The Plan shall be administered by the Governance Committee of the Board of Directors (the “Committee”). The Committee shall, subject to the applicable provisions of the Plan and the Master Plan, have full authority and discretion to interpret the Plan, to prescribe, amend and rescind rules and regulations relating to the Plan, to prepare forms to use with respect to the Plan, and to make all determinations necessary or advisable for the administration of the Plan. The Committee’s determination as to any matter relating to the interpretation of the Plan shall be conclusive on all persons.
For purposes of the Plan, a “Director” refers to, as of any date, a person who is serving as a director of First Commonwealth Financial Corporation who is not an employee of the Company or any Subsidiary.
(a) Each Director shall be paid a retainer in an amount determined by the Committee from time to time (the “Retainer”). Except for a Director who exercises his or her right to opt out of receiving shares of Common Stock in accordance with paragraph (b) of this Section 4, each Director shall receive the Retainer in cash and shares of Common Stock as follows:
(i) One-half of the Retainer shall be payable in cash in four equal installments on the date of each quarterly meeting of the Board of Directors in January, April, July and October (or the last day of the month if no meeting is held in that month); and
(ii) One-half of the Retainer shall be payable in shares of Common Stock in an amount determined by dividing (x) one-half of the Retainer by (y) the Fair Market Value of the Common Stock as of the Determination Date. The “Determination Date” shall mean the date of the Annual Meeting of Shareholders (or April 30 if the Annual Meeting is not held prior to that date), provided that if the Annual Meeting (or April 30, as applicable) occurs during a period when trading of the Common Stock is restricted by an insider trading or similar Company policy, the Determination Date shall be the first business day following the expiration of the trading restriction. The shares issuable pursuant to this Section 4(a)(ii) shall be issued in book entry form as soon as administratively practicable following the determination of Fair Market Value and shall not be subject to transfer restrictions or other Vesting Conditions.

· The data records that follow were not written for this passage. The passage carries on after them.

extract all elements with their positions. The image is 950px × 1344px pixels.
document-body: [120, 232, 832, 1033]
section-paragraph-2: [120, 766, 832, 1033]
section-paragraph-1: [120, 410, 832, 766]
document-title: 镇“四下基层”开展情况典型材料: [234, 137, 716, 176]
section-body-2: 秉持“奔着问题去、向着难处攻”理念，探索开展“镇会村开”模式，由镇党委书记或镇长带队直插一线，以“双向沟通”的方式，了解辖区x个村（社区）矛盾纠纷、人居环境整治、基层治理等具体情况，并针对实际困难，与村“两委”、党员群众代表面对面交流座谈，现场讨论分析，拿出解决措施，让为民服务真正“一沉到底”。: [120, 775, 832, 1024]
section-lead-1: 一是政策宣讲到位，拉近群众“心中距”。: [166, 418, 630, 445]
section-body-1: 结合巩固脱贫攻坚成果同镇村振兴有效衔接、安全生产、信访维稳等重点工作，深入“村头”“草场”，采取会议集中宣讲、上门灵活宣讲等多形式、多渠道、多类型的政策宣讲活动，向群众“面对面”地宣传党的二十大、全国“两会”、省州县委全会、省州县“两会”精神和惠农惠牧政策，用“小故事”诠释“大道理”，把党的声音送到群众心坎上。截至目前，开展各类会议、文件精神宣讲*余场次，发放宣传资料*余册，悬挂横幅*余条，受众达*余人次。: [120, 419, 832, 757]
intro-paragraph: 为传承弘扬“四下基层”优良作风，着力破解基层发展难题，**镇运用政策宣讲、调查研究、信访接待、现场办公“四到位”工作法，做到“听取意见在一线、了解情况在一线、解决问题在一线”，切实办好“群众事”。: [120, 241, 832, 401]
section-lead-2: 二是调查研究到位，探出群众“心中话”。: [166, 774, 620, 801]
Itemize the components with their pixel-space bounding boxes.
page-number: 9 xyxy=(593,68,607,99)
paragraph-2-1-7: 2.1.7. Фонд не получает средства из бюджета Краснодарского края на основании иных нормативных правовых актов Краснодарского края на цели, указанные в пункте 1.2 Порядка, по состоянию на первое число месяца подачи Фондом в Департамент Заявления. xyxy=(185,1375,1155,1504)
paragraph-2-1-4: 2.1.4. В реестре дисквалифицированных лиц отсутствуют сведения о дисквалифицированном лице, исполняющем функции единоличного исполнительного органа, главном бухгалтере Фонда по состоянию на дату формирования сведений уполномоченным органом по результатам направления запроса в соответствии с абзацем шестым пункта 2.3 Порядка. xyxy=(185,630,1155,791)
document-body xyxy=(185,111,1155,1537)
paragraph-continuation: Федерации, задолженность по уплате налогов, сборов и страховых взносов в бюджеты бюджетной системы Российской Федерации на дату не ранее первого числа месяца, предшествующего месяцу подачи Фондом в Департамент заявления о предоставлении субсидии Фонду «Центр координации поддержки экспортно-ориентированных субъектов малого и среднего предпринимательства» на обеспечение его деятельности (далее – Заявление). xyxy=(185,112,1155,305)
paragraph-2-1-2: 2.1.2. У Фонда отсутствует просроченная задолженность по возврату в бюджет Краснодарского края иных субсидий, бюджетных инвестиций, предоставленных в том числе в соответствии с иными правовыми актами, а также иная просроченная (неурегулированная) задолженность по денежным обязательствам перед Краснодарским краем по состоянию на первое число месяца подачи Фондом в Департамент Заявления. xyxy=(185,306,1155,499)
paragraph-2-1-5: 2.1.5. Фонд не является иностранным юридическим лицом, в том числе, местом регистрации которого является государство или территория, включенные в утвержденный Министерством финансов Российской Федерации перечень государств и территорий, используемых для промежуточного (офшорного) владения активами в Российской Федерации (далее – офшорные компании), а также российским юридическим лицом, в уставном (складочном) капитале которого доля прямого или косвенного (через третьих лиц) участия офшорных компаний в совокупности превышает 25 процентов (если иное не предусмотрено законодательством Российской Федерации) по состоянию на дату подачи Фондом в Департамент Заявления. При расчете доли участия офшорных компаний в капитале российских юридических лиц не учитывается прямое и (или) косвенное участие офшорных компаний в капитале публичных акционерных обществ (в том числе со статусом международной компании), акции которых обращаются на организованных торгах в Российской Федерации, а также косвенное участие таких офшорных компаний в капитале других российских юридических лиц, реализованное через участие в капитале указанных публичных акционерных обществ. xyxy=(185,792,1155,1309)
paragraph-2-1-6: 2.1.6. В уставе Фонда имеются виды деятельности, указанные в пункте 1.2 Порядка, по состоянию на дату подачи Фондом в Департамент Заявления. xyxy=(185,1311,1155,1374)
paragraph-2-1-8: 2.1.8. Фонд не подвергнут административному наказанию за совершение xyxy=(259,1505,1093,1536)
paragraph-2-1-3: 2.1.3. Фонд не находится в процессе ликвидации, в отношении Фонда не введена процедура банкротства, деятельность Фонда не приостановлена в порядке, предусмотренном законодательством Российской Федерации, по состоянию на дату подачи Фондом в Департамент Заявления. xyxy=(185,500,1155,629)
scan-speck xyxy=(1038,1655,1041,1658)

(b) Notwithstanding Section 4(a) above, any Director who owns shares of Common Stock having a Fair Market Value of at least $400,000 (measured as of the most recent December 31) may elect to receive his or her entire Retainer in cash. That election must be made pursuant to a written notice delivered to the Secretary of the Company not later than February 28 of the year in which the election is to be effective. Each Director who has elected to receive his or her entire Retainer in cash pursuant to this Section 4(b) shall receive his or her retainer in four installments on the date of each quarterly meeting of the Board of Directors in January, April, July and October (or the last day of the month if no meeting is held in that month). An election made pursuant to this Section 4(b) shall remain in effect unless and until the Director rescinds the election by written notice to the Secretary of the Company.
(c) Any Director who is elected or appointed to the Board after January 1 shall be entitled to receive a prorated Retainer based upon the number of whole or partial months of the year during which he or she serves as a Director. One-half of the prorated Retainer shall be paid in cash and one-half of the prorated Retainer shall be paid in shares of Common Stock using the same Fair Market Value as is used to calculate the number of shares issuable to Directors who are entitled to receive a full Retainer under this Plan. The first installment of the prorated cash Retainer will be paid on the date of the first meeting of the Board of Directors that the Director attends, and the prorated Common Stock retainer will be paid on the later of the date of the first meeting of the Board of Directors that the Director attends or the Determination Date.
(a) The Committee may amend, suspend, or terminate this Plan at any time.
(b) This Plan shall be governed by and construed in accordance with the laws of the Commonwealth of Pennsylvania except to the extent such laws are superseded by the federal laws of the United States.